By John Salak –
Archaeologists, antiquity dealers and even would-be tourists poking around Italy’s ancient sites all share a relief that researchers claim they can now absolutely determine whether ancient pots were used for food storage or reserved for portable toilets, also known as chamber pots.
This is no small development for the scientific community and other interested parties as archaeologists have been stumped for decades, if not centuries, over whether the containers they dug up throughout Roman Italian sites were, well, people potties or simply food jars.
The proof of a container’s purpose apparently can be found in 1,500-year-old “crusty” material that forms on the inside of pots, according to research published in the Journal of Archaeological Science Reports.
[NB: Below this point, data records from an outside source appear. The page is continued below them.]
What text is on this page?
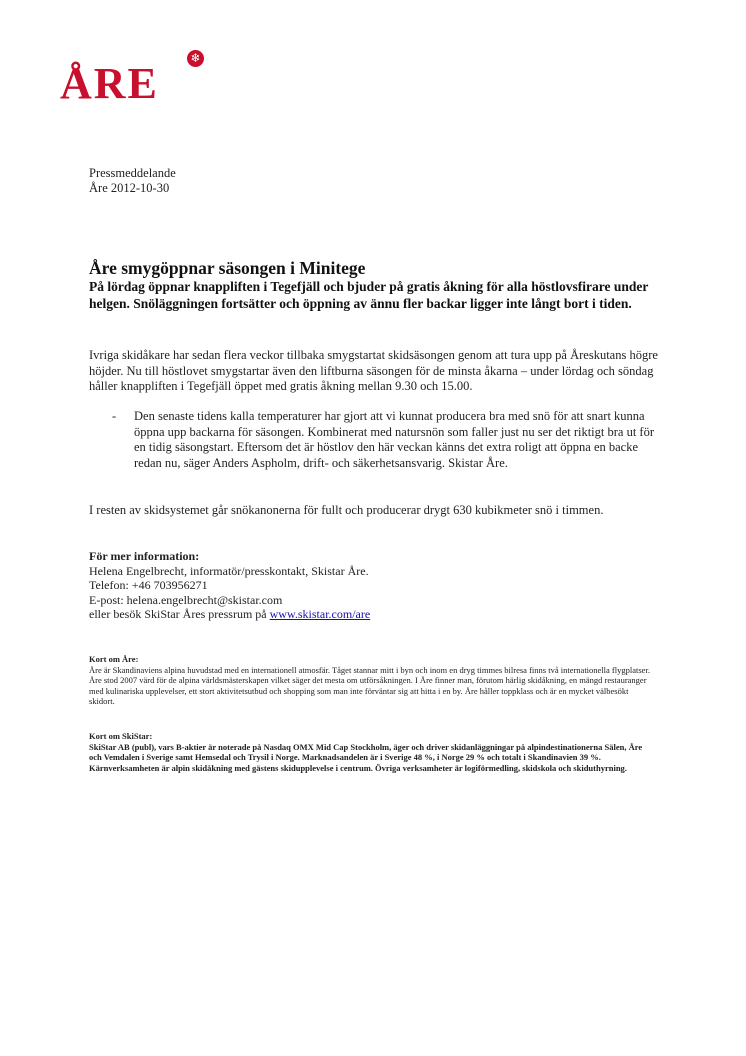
ÅRE
❄
Pressmeddelande
Åre 2012-10-30
Åre smygöppnar säsongen i Minitege

På lördag öppnar knappliften i Tegefjäll och bjuder på gratis åkning för alla höstlovsfirare under helgen. Snöläggningen fortsätter och öppning av ännu fler backar ligger inte långt bort i tiden.

Ivriga skidåkare har sedan flera veckor tillbaka smygstartat skidsäsongen genom att tura upp på Åreskutans högre höjder. Nu till höstlovet smygstartar även den liftburna säsongen för de minsta åkarna – under lördag och söndag håller knappliften i Tegefjäll öppet med gratis åkning mellan 9.30 och 15.00.

- Den senaste tidens kalla temperaturer har gjort att vi kunnat producera bra med snö för att snart kunna öppna upp backarna för säsongen. Kombinerat med natursnön som faller just nu ser det riktigt bra ut för en tidig säsongstart. Eftersom det är höstlov den här veckan känns det extra roligt att öppna en backe redan nu, säger Anders Aspholm, drift- och säkerhetsansvarig. Skistar Åre.

I resten av skidsystemet går snökanonerna för fullt och producerar drygt 630 kubikmeter snö i timmen.

För mer information:
Helena Engelbrecht, informatör/presskontakt, Skistar Åre.
Telefon: +46 703956271
E-post: helena.engelbrecht@skistar.com
eller besök SkiStar Åres pressrum på www.skistar.com/are
Kort om Åre:
Åre är Skandinaviens alpina huvudstad med en internationell atmosfär. Tåget stannar mitt i byn och inom en dryg timmes bilresa finns två internationella flygplatser. Åre stod 2007 värd för de alpina världsmästerskapen vilket säger det mesta om utförsåkningen. I Åre finner man, förutom härlig skidåkning, en mängd restauranger med kulinariska upplevelser, ett stort aktivitetsutbud och shopping som man inte förväntar sig att hitta i en by. Åre håller toppklass och är en mycket välbesökt skidort.
Kort om SkiStar:
SkiStar AB (publ), vars B-aktier är noterade på Nasdaq OMX Mid Cap Stockholm, äger och driver skidanläggningar på alpindestinationerna Sälen, Åre och Vemdalen i Sverige samt Hemsedal och Trysil i Norge. Marknadsandelen är i Sverige 48 %, i Norge 29 % och totalt i Skandinavien 39 %. Kärnverksamheten är alpin skidåkning med gästens skidupplevelse i centrum. Övriga verksamheter är logiförmedling, skidskola och skiduthyrning.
“Conical pots of this type have been recognized quite widely in the Roman Empire and in the absence of other evidence they have often been called storage jars. The discovery of many in or near public latrines had led to a suggestion that they might have been used as chamber pots, but until now proof has been lacking,” explained Roger Wilson, a professor at the University of British Columbia who directs the Canada-funded Gerace archaeological project in Sicily where the potty breakthrough came.
Archaeologists at Britain’s University of Cambridge came in for an assist by analyzing the crusty material found on the inside of a Fifth Century Sicilian pot and found traces of intestinal parasites, later identified as whipworm eggs. This discovery confirmed that the jar had once held human feces. “It was incredibly exciting to find the eggs of these parasitic worms 1,500 years after they’d been deposited,” noted the obviously excited study’s co-author, Tianyi Wang of Cambridge.
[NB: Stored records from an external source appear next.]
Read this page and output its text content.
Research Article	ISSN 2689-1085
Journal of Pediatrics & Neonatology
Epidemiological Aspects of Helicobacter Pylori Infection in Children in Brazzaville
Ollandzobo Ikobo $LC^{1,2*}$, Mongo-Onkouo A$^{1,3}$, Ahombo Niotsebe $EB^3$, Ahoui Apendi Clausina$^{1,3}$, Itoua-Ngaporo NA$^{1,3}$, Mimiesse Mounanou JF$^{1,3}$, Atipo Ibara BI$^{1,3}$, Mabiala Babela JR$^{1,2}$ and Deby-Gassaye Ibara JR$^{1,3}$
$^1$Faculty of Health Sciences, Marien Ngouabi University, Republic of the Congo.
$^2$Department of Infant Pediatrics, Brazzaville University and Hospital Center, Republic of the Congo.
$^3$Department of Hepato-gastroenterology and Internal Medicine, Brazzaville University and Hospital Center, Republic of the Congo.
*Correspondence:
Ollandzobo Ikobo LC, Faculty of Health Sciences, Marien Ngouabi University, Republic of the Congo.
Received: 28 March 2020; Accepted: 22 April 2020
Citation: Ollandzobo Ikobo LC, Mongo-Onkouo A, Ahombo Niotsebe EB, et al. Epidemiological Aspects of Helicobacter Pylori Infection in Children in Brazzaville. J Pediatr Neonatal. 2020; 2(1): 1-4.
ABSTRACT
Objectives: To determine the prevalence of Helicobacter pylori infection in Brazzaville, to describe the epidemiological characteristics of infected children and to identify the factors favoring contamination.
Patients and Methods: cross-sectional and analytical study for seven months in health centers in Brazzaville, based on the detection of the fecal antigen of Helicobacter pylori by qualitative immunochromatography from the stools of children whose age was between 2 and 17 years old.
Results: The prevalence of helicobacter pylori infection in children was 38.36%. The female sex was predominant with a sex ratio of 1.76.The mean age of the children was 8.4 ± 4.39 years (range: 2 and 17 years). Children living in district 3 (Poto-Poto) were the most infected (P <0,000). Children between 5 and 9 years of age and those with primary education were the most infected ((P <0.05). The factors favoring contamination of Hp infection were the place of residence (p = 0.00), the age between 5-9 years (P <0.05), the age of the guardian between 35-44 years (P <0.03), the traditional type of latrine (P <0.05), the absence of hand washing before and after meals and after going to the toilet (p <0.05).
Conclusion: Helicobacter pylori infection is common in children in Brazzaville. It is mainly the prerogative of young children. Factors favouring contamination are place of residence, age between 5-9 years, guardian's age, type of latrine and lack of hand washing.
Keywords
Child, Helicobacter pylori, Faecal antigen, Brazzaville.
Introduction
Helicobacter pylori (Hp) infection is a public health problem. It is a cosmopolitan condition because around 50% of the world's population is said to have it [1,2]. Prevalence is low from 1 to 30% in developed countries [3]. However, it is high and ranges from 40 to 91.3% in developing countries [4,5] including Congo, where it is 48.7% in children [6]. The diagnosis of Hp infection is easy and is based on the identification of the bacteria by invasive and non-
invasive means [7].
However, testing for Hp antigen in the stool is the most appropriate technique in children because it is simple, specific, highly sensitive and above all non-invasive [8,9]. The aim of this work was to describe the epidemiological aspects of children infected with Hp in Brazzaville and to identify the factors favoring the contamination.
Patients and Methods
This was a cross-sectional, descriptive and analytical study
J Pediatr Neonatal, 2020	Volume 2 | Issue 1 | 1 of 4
As a primer, whipworms are human parasites, about five centimeters, that live in the lining of human intestines. These Sicilian whipworms laid their eggs in some unsuspected Roman’s intestines who later deposited them into the chamber pot through a bowel movement. Over time, minerals from urine and feces built up in layers on the inner surface of the pot as it was repeatedly used, creating concretions that held the eggs.
“We found that the parasite eggs became entrapped within the layers of minerals that formed on the pot surface, so preserving them for centuries,” explained Cambridge’s Sophie Rabinow, the study’s co-author.
The discovery of entrapped eggs in the pot is significant because ceramics are one of the most common archaeological artifacts recovered from Roman sites. The egg-identification technique will not only help identify what the pots were used for but also the overall nature of the sites being examined.
“The findings show that parasite analysis can provide important clues for ceramic research,” Rabinow noted. Of course, Rabinow and her colleagues are quick to note that their technique for identifying the use of ceramics only works if those ancient people who sat on them were infected by intestinal worms. However, that probably shouldn’t be a problem.
Intestinal parasites are endemic in the developing world today, with researchers reporting more than half the people in these areas suffer from them. There is little reason to believe that ancient Romans fared any better when it came to parasite infections.
Besides the ability of the technique to help bring new insights to existing archaeological digs, it can also be used to provide a greater understanding of ceramics already held in museums, provided they have mineralized concretions.
The impact, in fact, goes beyond simply identifying the use of various ancient jars. The ability to identify ancient intestinal parasite eggs can provide a greater understanding about diet, intestinal health and sanitation in ancient Rome, according to the researchers.
That’s a relief in more ways than one.